A lot of people know about Sh2-264, but few know the name. It’s the huge, roundish nebulosity at Orion’s head.

Spanning a good four or five degrees across, this nebula has a very low surface brightness. I long assumed that it was unobservable.
The last few months I have began to wonder… is Sh2-264 actually observable visually? Some images show it as just a little bit fainter than Banard's Loop, and I can see Banard's Loop pretty well from sites that are dark enough. Searching the internet, I came across this long exposure image:
http://forum.ourdarkskies.com/index.php?act=Attach&type=post&id=3475
I realized my best shot at detecting this nebula would be to sweep back and forth across the nebular edge I have arrowed in the image, and see if I could detect the slight increase in background sky brightness.
A few months later, on January 3rd, I was driving down to the darkest site in Alabama I have access to, Conecuh National Forest, located on the Florida line. The skies are DARK there. M33 was naked eye- with the moon still up!!! Once the moon set at 9pm, the sky REALLY got dark. M33 was an easy, fuzzy glow. The Horsehead nebula was easily visible without the H-beta filter, and Banard’s Loop was bright. I knew that now was the time to try out Sh2-264!
Leaving the H-beta filter in the 27mm Panoptic (I had just gotten done gawking at my best-ever view of the Horsehead nebula- it looked better than some images I have seen of it), I moved the scope up to Meissa, then star-hopped to a location at about
5h 30m +12 20’. Sweeping the scope back and forth in a northerly-southerly direction, I could detect a very faint increase in sky background brightness right at the correct location. I moved the scope south west in a line that followed the arrowed nebular edge in the second image. I was able to trace a very faint increase in sky background brightness in a rough line from about 5h 33m +12 30’ down to 5h 24m +10 30’! This matched perfectly well with the long exposure image of the nebula I found on the net! Trying the UHC and OIII filters, I found that the nebula was dimmed to the point of invisibility or near invisibility. For a final sanity check, I removed all filters from the system, and checked to make sure a slight increase in the number of background stars could be responsible for the “nebula” I was seeing. If anything, the sky background at the nebula’s position was slightly DARKER than the surrounding sky with no filter in the system!
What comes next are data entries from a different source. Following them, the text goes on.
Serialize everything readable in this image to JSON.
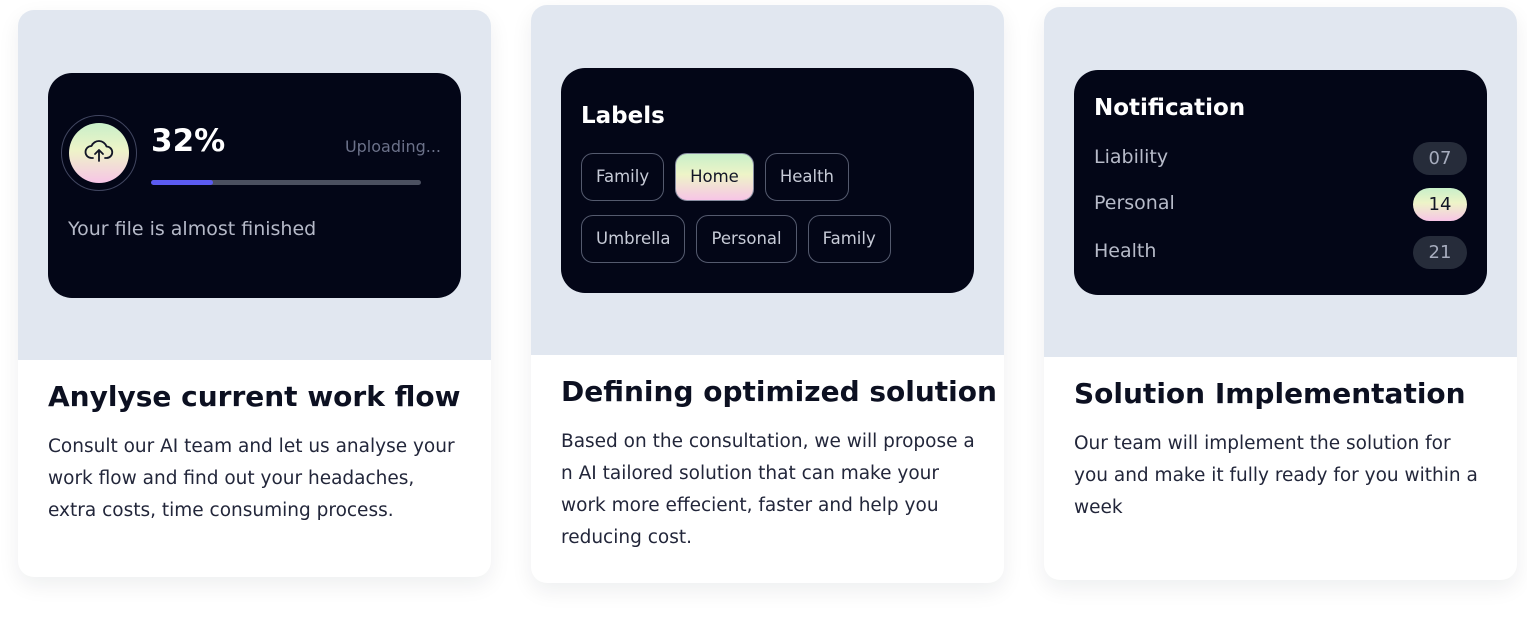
{
  "cards": [
    {
      "title": "Anylyse current work flow",
      "text": "Consult our AI team and let us analyse your work flow and find out your headaches, extra costs, time consuming process.",
      "upload": {
        "percent_label": "32%",
        "progress": 0.23,
        "status": "Uploading...",
        "message": "Your file is almost finished",
        "icon": "cloud-upload-icon"
      }
    },
    {
      "title": "Defining optimized solution",
      "text": "Based on the consultation, we will propose a n AI tailored solution that can make your work more effecient, faster and help you reducing cost.",
      "labels": {
        "heading": "Labels",
        "chips": [
          "Family",
          "Home",
          "Health",
          "Umbrella",
          "Personal",
          "Family"
        ],
        "active_index": 1
      }
    },
    {
      "title": "Solution Implementation",
      "text": "Our team will implement the solution for you and make it fully ready for you within a week",
      "notifications": {
        "heading": "Notification",
        "items": [
          {
            "label": "Liability",
            "count": "07"
          },
          {
            "label": "Personal",
            "count": "14",
            "active": true
          },
          {
            "label": "Health",
            "count": "21"
          }
        ]
      }
    }
  ],
  "colors": {
    "hero_bg": "#e1e7f0",
    "panel_bg": "#030617",
    "progress_fill": "#5b5bf1"
  }
}
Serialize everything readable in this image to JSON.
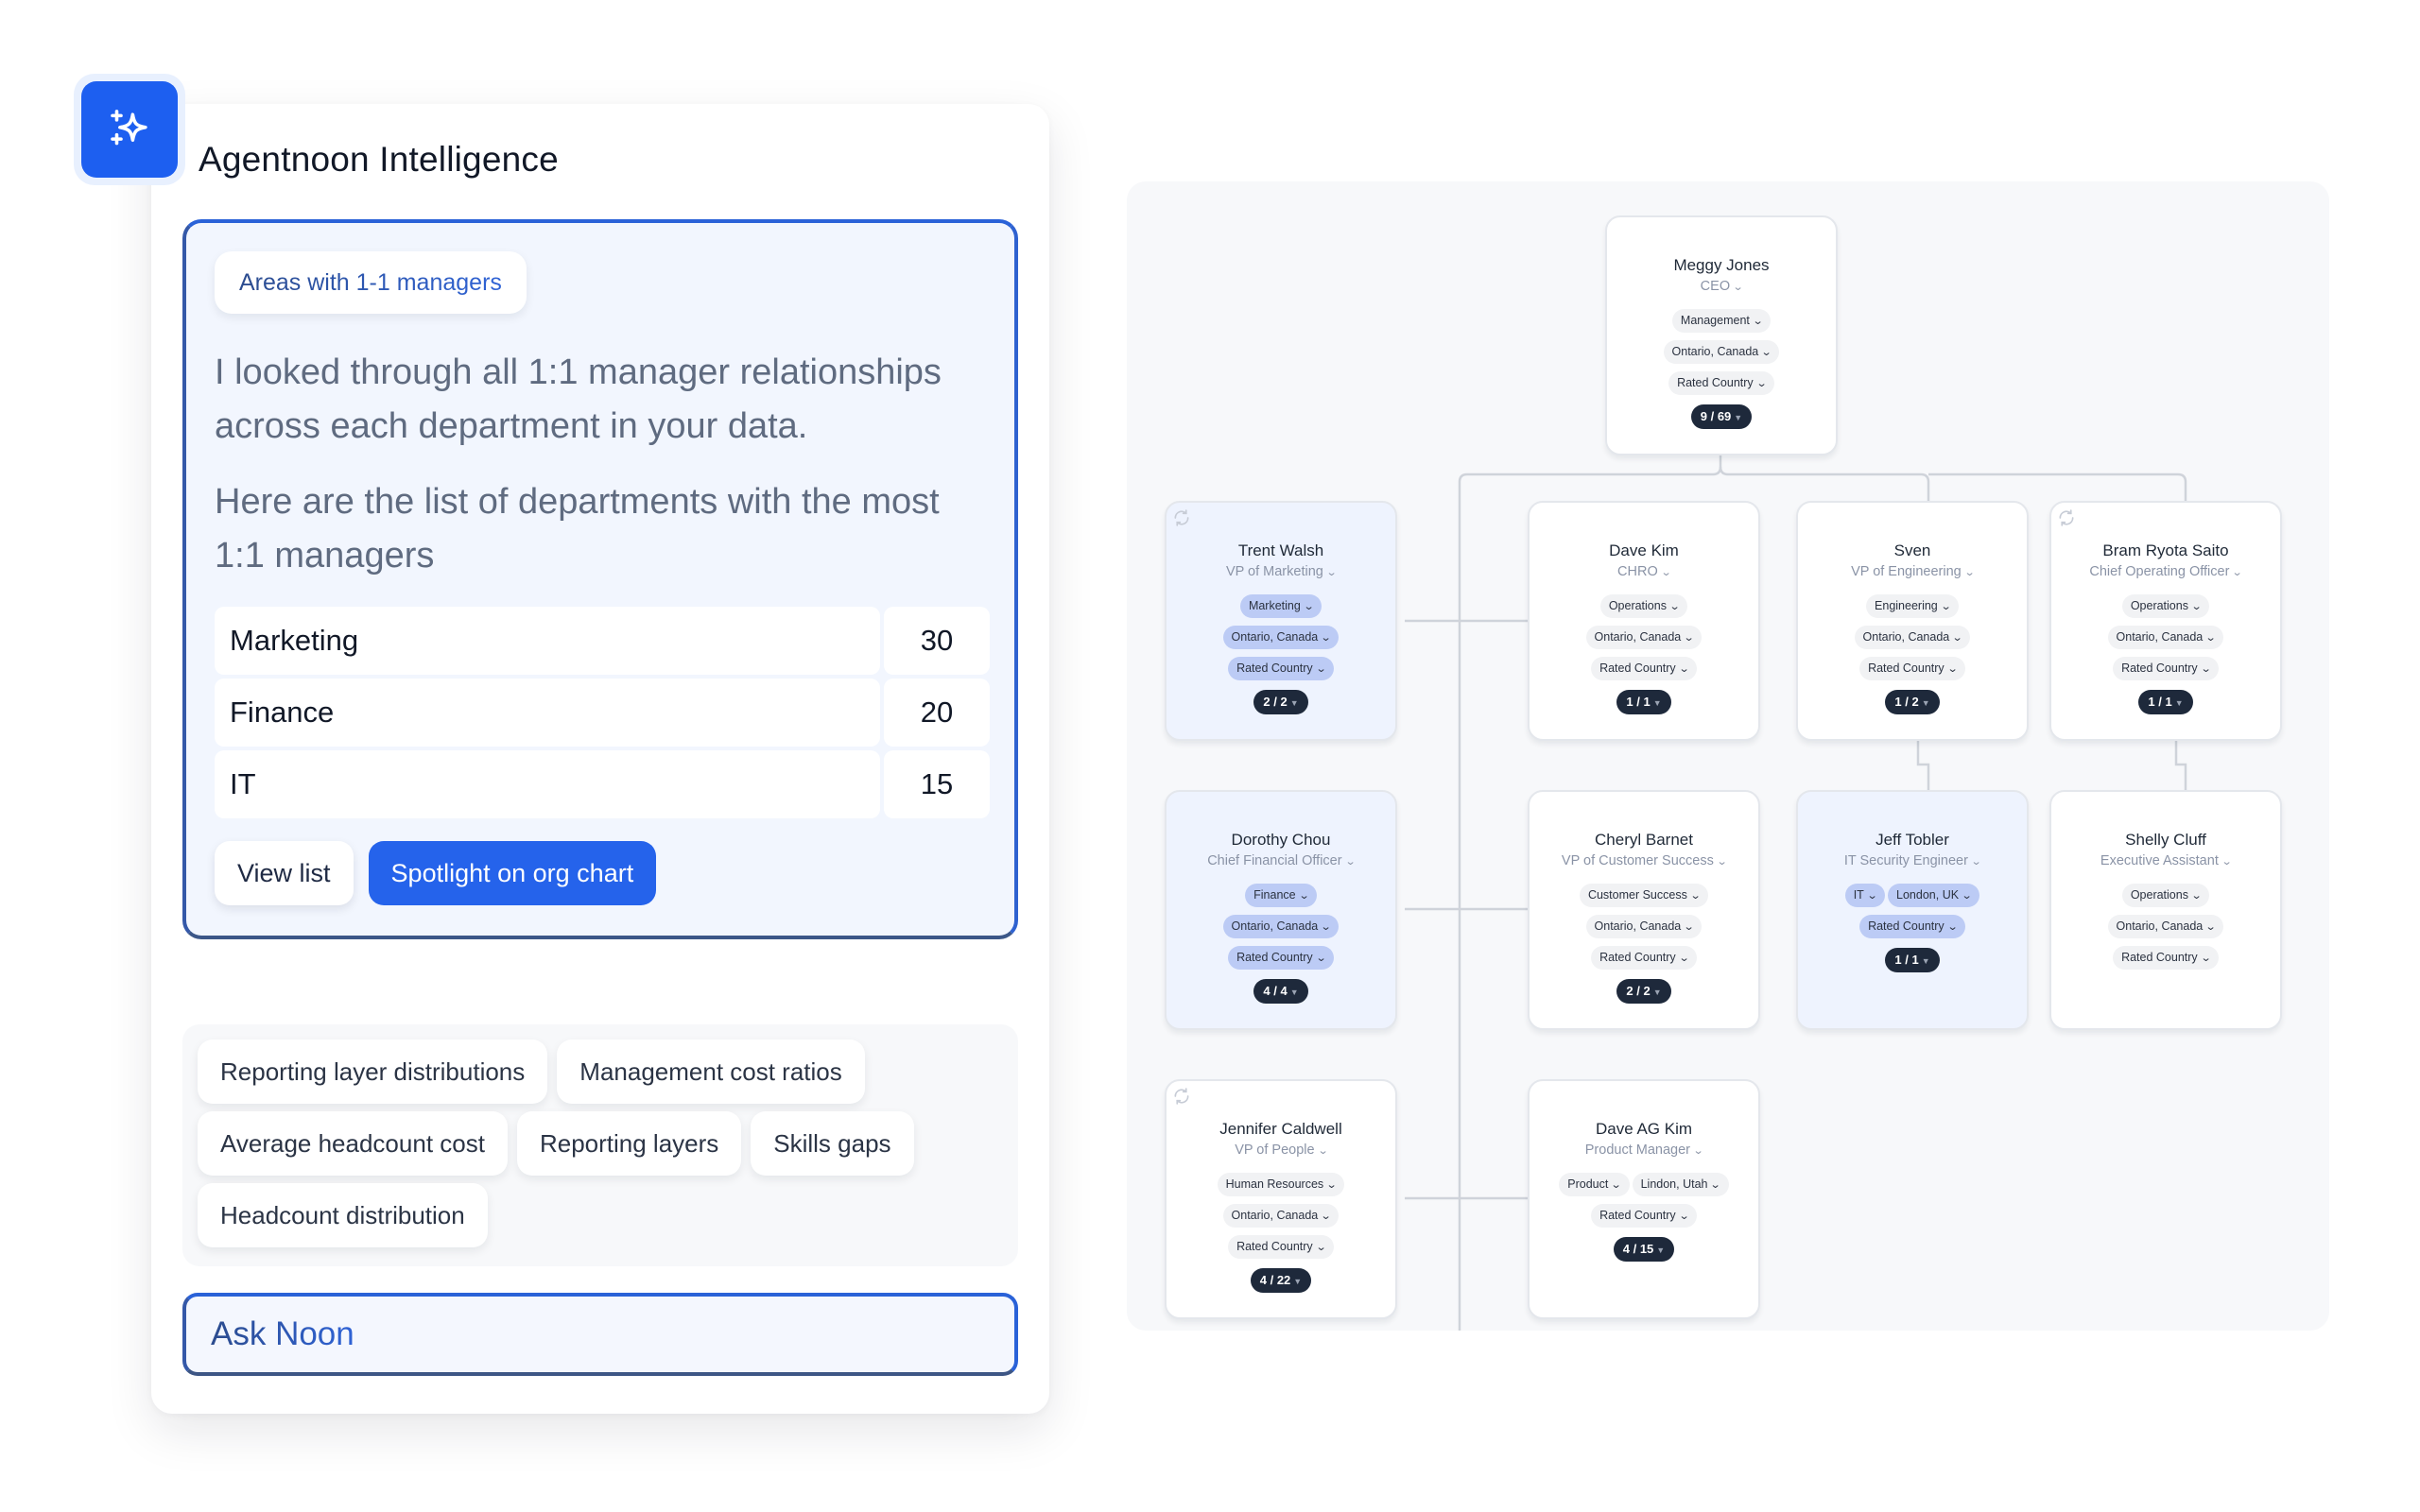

Putting the H-beta filter back into the system, I decided that the “brightest” of
Sh2-264 appeared to be around 5h 32m +12 30’. This area seemed to be signifigantly brighter than the other end of the nebular edge I detected, which faded out of view around the position where Uranometria plots the dark nebula B224.
After these observations I must accept that I have actually seen this ultra-faint nebula. I searched through the internet, and I cannot seem to find another visual telescope observation of this nebula, though one person claims to have seen it by holding a nebula filter up to his eye and seeing it naked-eye (if that can truly be considered naked-eye). Taking this into consideration, I certainly cannot be the first person to see it telescopically, especially since it is such a well-known nebula appearing in so many long exposure images.
It was very gratifying making these observations, and I can hardly wait till I return to this dark site and do some follow-up observing!